#170 Martin Doppelbauer – Mit E-Autos lassen wir nichts anbrennen
Hier ist die Zukunft zur Abwechslung einmal völlig klar: Der PKW der Zukunft ist elektrisch und er nimmt seinen Strom aus einer Batterie. Punkt aus. So wird es auf Jahrzehnte sein. Sagt Martin Doppelbauer, Professor für hybridelektrische Fahrzeuge am KIT. Keine andere Antriebslösung ist überlegen, keine andere im Massenmarkt verfügbar, weder jetzt noch auf absehbare Zeit. Martin sagt: Wer Brennstoffzellen in PKW oder gar Wasserstoff propagiert, wer auf eFuels oder Biofuels setzt, betreibt Augenwischerei. Wer so argumentiert, will letztlich nur Verwirrung stiften, um auf diese Weise noch eine Weile länger konventionelle Verbrenner verkaufen zu können. Das mag man noch so vornehm „Technologieoffenheit“ nennen. Technologieoffenheit ist notwendig in der Forschung, in der Vorentwicklung in der Industrie. Aber sobald der Weg klar ist, ist Technologieoffenheit nur ein Synonym für Entscheidungsschwäche. Und da ist Martin sehr klar: Bei Antrieben im PKW ist die Perspektive so klar, dass keine Entscheidung sogar schlimmer wäre als eine falsche.
Auch wenn der Elektromotor bereits 200 Jahre alt ist und im Industriebereich spätestens in den 80er Jahren als ausentwickelt galt, sind in den letzten Jahrzehnten erstaunliche Entwicklungen gelungen. Noch vor 15 Jahren verfügte die Automobilindustrie im Grunde über keine Kompetenz beim Thema Elektromotor. Seitdem hat sie nicht nur aufgeschlossen, sondern Motoren entwickelt, die völlig anders aussehen und um den Faktor 100 besser sind als die Industriemotoren in Rolltreppen und Pumpen der 80er Jahre. Was damals ein großer Kühlschrank war, ist heute nur noch so groß wie eine Melone.
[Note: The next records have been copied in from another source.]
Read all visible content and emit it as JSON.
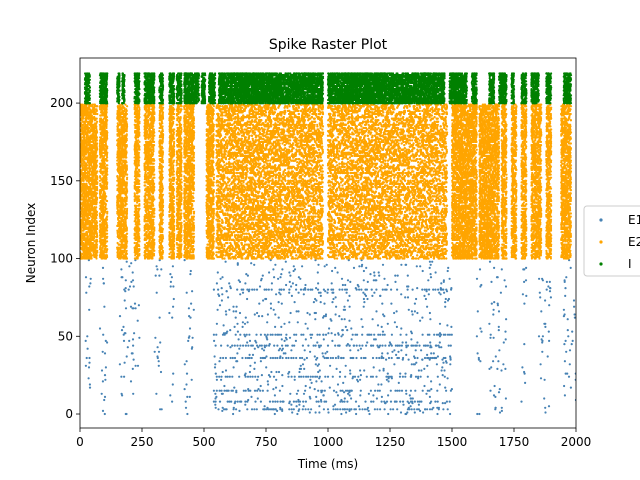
{
  "chart_data": {
    "type": "scatter",
    "title": "Spike Raster Plot",
    "xlabel": "Time (ms)",
    "ylabel": "Neuron Index",
    "xlim": [
      0,
      2000
    ],
    "ylim": [
      -9,
      229
    ],
    "xticks": [
      0,
      250,
      500,
      750,
      1000,
      1250,
      1500,
      1750,
      2000
    ],
    "yticks": [
      0,
      50,
      100,
      150,
      200
    ],
    "grid": false,
    "legend_position": "right (clipped)",
    "series": [
      {
        "name": "E1",
        "color": "#4682b4",
        "neurons": [
          0,
          99
        ],
        "bursts": [
          [
            20,
            45
          ],
          [
            80,
            110
          ],
          [
            160,
            240
          ],
          [
            300,
            330
          ],
          [
            360,
            380
          ],
          [
            420,
            460
          ],
          [
            540,
            1000
          ],
          [
            1000,
            1500
          ],
          [
            1600,
            1620
          ],
          [
            1650,
            1720
          ],
          [
            1780,
            1800
          ],
          [
            1850,
            1900
          ],
          [
            1950,
            2000
          ]
        ],
        "persistent_neurons": [
          3,
          8,
          15,
          24,
          36,
          44,
          51,
          80
        ]
      },
      {
        "name": "E2",
        "color": "#ffa500",
        "neurons": [
          100,
          199
        ],
        "bursts": [
          [
            0,
            70
          ],
          [
            80,
            110
          ],
          [
            150,
            190
          ],
          [
            220,
            240
          ],
          [
            260,
            300
          ],
          [
            320,
            335
          ],
          [
            360,
            380
          ],
          [
            390,
            410
          ],
          [
            420,
            460
          ],
          [
            510,
            540
          ],
          [
            550,
            980
          ],
          [
            1000,
            1480
          ],
          [
            1500,
            1600
          ],
          [
            1610,
            1690
          ],
          [
            1700,
            1720
          ],
          [
            1740,
            1760
          ],
          [
            1780,
            1800
          ],
          [
            1820,
            1860
          ],
          [
            1880,
            1900
          ],
          [
            1940,
            1980
          ]
        ],
        "persistent_neurons": [
          104,
          112,
          125,
          132,
          140,
          155,
          166,
          176,
          186
        ]
      },
      {
        "name": "I",
        "color": "#008000",
        "neurons": [
          200,
          219
        ],
        "bursts": [
          [
            20,
            40
          ],
          [
            80,
            110
          ],
          [
            150,
            160
          ],
          [
            170,
            180
          ],
          [
            220,
            240
          ],
          [
            260,
            300
          ],
          [
            320,
            335
          ],
          [
            360,
            380
          ],
          [
            390,
            410
          ],
          [
            420,
            480
          ],
          [
            490,
            505
          ],
          [
            520,
            545
          ],
          [
            560,
            980
          ],
          [
            1000,
            1470
          ],
          [
            1490,
            1560
          ],
          [
            1580,
            1600
          ],
          [
            1650,
            1670
          ],
          [
            1690,
            1720
          ],
          [
            1740,
            1750
          ],
          [
            1780,
            1800
          ],
          [
            1820,
            1850
          ],
          [
            1880,
            1900
          ],
          [
            1950,
            1980
          ]
        ]
      }
    ]
  }
}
Diese Entwicklung wird sich nicht erheblich weiter fortsetzen lassen. Die nächsten Schritte erwartet Martin beim Thema Batterie. Damit endgültig ist dann auch das Reichweitenthema erledigt. Auch wenn das, Martin berichtet ausführlich von seinen Erfahrungen und dem Anpassungsprozess an Batterie-elektrisches Fahren, im Grunde heute schon Geschichte ist.
Martin räumt mit Mythen auf: Elektroautos fangen schnell Feuer. Nein, Verbrenner gehen erheblich häufiger in Flammen auf. Spätestens, wenn die Festkörperbatterie in Serie geht, ist das Elektroauto kaum noch entflammbar. Die Batterie braucht so viel Wasser bei der Herstellung. Stimmt: Rund 80.000 Liter. Die Herstellung von Benzin und Diesel braucht allerdings so viel Wasser, dass ein Verbrenner im Laufe der Nutzung sehr viel mehr als nur 80.000 Liter Wasser benötigt. Aber der Strom?! 2/3 des Stroms, den wir für eine vollelektrische PKW-Flotte in Deutschland benötigen würden, brauchen wir heute schon: Für die Herstellung von Benzin und Diesel. Und wie lang hält die Batterie? Inzwischen deutlich länger als das Auto drum herum.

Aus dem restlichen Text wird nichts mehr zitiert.